The business Chris works for, and others, have said that woodland sales have skyrocketed since the pandemic, with almost all stock selling out.
"Up to the start of the pandemic it was a steady business, the average wood that would go on the market would probably take two or three months to find a buyer," said Chris.
"Since the pandemic, that has gone down to maybe two weeks, and we're quite often putting woods on the market now and they're selling within two or three days.
"It's a huge increase in demand for somewhere to get away from the world, to get away from the pandemic and to reconnect with nature."
For Katie de Silva, buying her small plot of woodland, nestled among towering poker-straight conifers in Pembrokeshire, was also an opportunity to reconnect her young family.
"My husband has always been a chef, and a very good one, so he's always had to work away and the kids hardly ever saw him," she said.
"When lockdown happened, it was amazing. We actually got to have six months together. I think it really opened up opportunities for us to become a real family again."
They had spent the first lockdown living in a flat above a shop with no outside space, so they looked into buying a patch of woodland for children Mia, nine, and Kai, six, to have "adventures".
"I thought it was a bit bonkers at first," said Katie.
"Also, we were planning to buy a house and I'd always looked for somewhere that had loads of outdoor space, but with lockdown, house prices soared.
"This has meant by having a piece of woodland, we don't actually need much of a garden."
Some woodlands can cost hundreds of thousands, but most are smaller sites costing between £20,000 and £50,000.
In an effort to keep costs down, Katie's family bought their site with friends before dividing it up.

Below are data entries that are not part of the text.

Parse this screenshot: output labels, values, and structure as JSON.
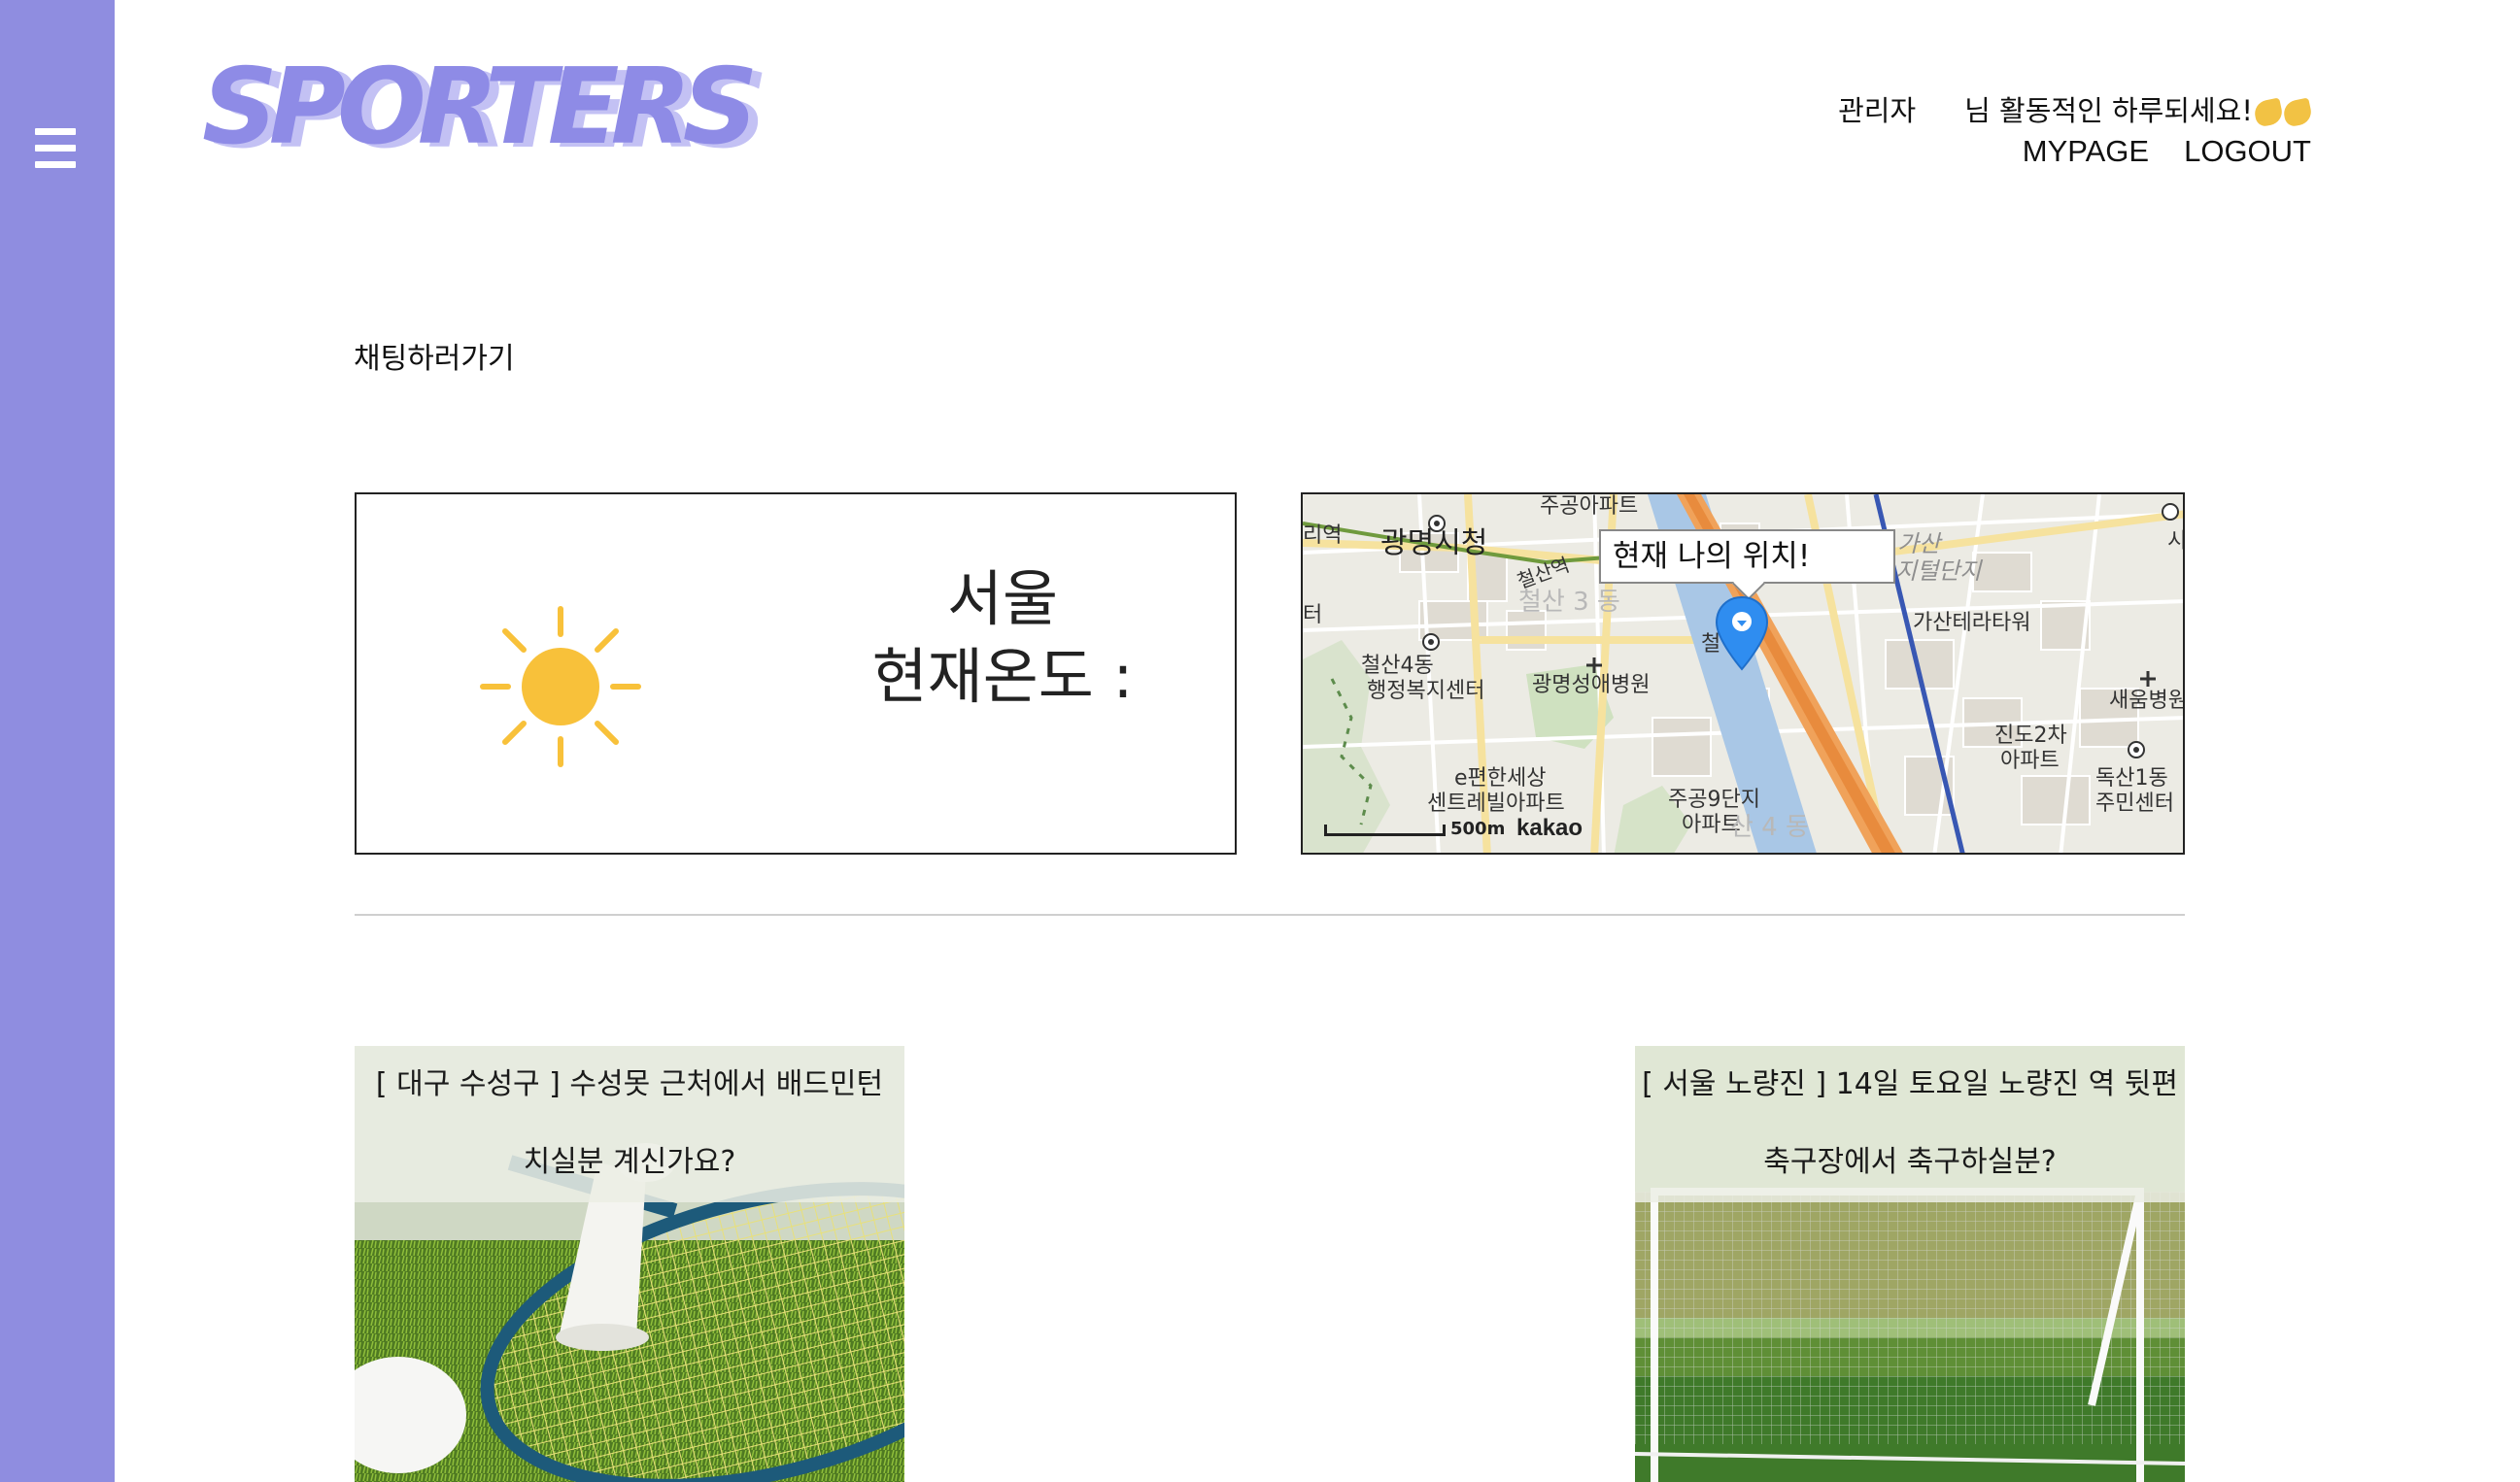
{
  "sidebar": {
    "menu_icon": "hamburger-menu-icon"
  },
  "header": {
    "logo_text": "SPORTERS",
    "user_name": "관리자",
    "greeting": "님 활동적인 하루되세요!",
    "greeting_emoji": "flexed-biceps-emoji",
    "links": {
      "mypage": "MYPAGE",
      "logout": "LOGOUT"
    }
  },
  "main": {
    "chat_link": "채팅하러가기",
    "weather": {
      "icon": "sun-icon",
      "city": "서울",
      "temp_label": "현재온도 :"
    },
    "map": {
      "tooltip": "현재 나의 위치!",
      "marker_icon": "location-pin-icon",
      "labels": {
        "apartment_top": "주공아파트",
        "station_edge": "리역",
        "city_hall": "광명시청",
        "cheolsan_station": "철산역",
        "cheolsan3dong": "철산 3 동",
        "te": "터",
        "cheolsan4dong_1": "철산4동",
        "cheolsan4dong_2": "행정복지센터",
        "hospital": "광명성애병원",
        "cheol_partial": "철",
        "eapt_1": "e편한세상",
        "eapt_2": "센트레빌아파트",
        "jugong9_1": "주공9단지",
        "jugong9_2": "아파트",
        "dong4": "산 4 동",
        "gasan_1": "가산",
        "gasan_2": "지털단지",
        "gasan_terra": "가산테라타워",
        "jindo_1": "진도2차",
        "jindo_2": "아파트",
        "saeum": "새움병원",
        "doksan_1": "독산1동",
        "doksan_2": "주민센터",
        "si": "시"
      },
      "scale": "500m",
      "brand": "kakao"
    },
    "posts": [
      {
        "line1": "[ 대구 수성구 ] 수성못 근처에서 배드민턴",
        "line2": "치실분 계신가요?",
        "image": "badminton-photo"
      },
      {
        "line1": "[ 서울 노량진 ] 14일 토요일 노량진 역 뒷편",
        "line2": "축구장에서 축구하실분?",
        "image": "soccer-goal-photo"
      }
    ]
  },
  "colors": {
    "sidebar": "#8f8de0",
    "logo": "#8e8be6",
    "logo_shadow": "#c3c1f4",
    "sun": "#f8c13a"
  }
}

The fact they made a decision to purchase during the first lockdown in March 2020, meant they were able to rely heavily on the woods when tight restrictions returned again last winter.

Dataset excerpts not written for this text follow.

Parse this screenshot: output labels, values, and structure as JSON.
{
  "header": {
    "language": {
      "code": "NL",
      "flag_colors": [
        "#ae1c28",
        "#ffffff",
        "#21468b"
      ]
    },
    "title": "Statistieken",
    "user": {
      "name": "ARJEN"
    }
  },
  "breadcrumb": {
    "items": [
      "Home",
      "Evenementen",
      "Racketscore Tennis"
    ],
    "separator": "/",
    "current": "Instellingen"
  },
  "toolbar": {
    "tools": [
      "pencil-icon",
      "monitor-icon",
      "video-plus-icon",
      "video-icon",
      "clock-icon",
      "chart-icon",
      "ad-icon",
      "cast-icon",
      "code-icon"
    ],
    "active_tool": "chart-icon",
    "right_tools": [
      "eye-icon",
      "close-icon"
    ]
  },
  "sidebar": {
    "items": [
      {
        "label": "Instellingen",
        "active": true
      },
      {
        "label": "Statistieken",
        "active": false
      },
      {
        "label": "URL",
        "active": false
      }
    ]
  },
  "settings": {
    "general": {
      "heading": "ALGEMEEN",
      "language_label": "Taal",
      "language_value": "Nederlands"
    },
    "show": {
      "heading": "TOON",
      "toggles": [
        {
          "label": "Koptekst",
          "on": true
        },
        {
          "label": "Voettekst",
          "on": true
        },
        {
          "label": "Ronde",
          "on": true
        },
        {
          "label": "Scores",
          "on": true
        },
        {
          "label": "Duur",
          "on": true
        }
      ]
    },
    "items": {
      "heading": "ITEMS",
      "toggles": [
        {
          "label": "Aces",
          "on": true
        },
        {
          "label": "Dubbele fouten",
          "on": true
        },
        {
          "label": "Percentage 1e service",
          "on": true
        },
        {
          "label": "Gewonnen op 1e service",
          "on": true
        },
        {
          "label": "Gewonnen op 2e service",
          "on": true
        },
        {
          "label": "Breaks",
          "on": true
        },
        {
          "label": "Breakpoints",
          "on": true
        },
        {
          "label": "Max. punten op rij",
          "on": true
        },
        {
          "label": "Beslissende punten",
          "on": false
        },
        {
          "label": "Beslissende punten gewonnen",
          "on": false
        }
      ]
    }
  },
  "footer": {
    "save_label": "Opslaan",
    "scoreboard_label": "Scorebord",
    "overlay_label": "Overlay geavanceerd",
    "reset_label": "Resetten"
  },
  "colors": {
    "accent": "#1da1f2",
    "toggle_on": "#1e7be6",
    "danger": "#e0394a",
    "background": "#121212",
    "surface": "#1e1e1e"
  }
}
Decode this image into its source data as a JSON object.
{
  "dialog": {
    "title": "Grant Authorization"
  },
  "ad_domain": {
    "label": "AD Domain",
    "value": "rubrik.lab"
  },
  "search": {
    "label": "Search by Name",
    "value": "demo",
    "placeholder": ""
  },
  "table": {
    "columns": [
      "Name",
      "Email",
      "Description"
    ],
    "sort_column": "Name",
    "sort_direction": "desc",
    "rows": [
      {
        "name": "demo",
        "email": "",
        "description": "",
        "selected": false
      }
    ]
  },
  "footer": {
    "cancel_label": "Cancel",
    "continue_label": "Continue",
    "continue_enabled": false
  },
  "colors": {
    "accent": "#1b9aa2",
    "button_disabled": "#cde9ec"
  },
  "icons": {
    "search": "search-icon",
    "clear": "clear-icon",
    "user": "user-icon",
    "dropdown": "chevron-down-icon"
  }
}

"It was really tough that second lockdown," reflected Katie.
"This gave us a reason to get out, and to push through it, and to do something really great.
"Even in the middle of winter, when it was freezing cold, we could get the children out and they'd spend about eight hours down here digging and rolling and doing what kids do.

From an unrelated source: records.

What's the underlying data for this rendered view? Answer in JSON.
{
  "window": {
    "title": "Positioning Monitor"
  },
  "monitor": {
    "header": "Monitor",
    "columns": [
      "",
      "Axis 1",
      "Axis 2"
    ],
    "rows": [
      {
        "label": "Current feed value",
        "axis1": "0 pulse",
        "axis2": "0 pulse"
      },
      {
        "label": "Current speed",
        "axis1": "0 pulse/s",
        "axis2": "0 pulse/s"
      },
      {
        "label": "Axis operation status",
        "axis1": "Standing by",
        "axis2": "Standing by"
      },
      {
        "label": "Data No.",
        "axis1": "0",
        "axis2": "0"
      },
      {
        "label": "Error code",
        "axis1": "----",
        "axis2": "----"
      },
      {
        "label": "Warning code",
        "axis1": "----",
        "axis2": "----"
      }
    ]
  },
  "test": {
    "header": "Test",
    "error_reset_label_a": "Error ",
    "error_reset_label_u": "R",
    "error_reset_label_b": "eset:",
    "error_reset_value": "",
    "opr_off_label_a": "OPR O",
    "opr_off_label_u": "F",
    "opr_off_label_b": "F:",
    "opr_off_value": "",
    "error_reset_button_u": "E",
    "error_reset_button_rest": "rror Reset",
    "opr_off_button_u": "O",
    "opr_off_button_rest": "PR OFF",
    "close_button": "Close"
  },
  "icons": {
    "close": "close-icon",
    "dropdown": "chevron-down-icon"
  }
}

"You can go to the woods for free, of course, you don't need to buy one.
"We wanted to camp out and we love building things, and it's the pride in doing it, it's really important to us."
Like retirees Iain and Helen, Katie and her husband bought their wood with one eye on the future.
"It's meant to be a piece of land that stays with us," said Katie.
"The children can enjoy growing up here. We're all nature lovers.
"This is a culmination of everything we always wanted to have. It really means something."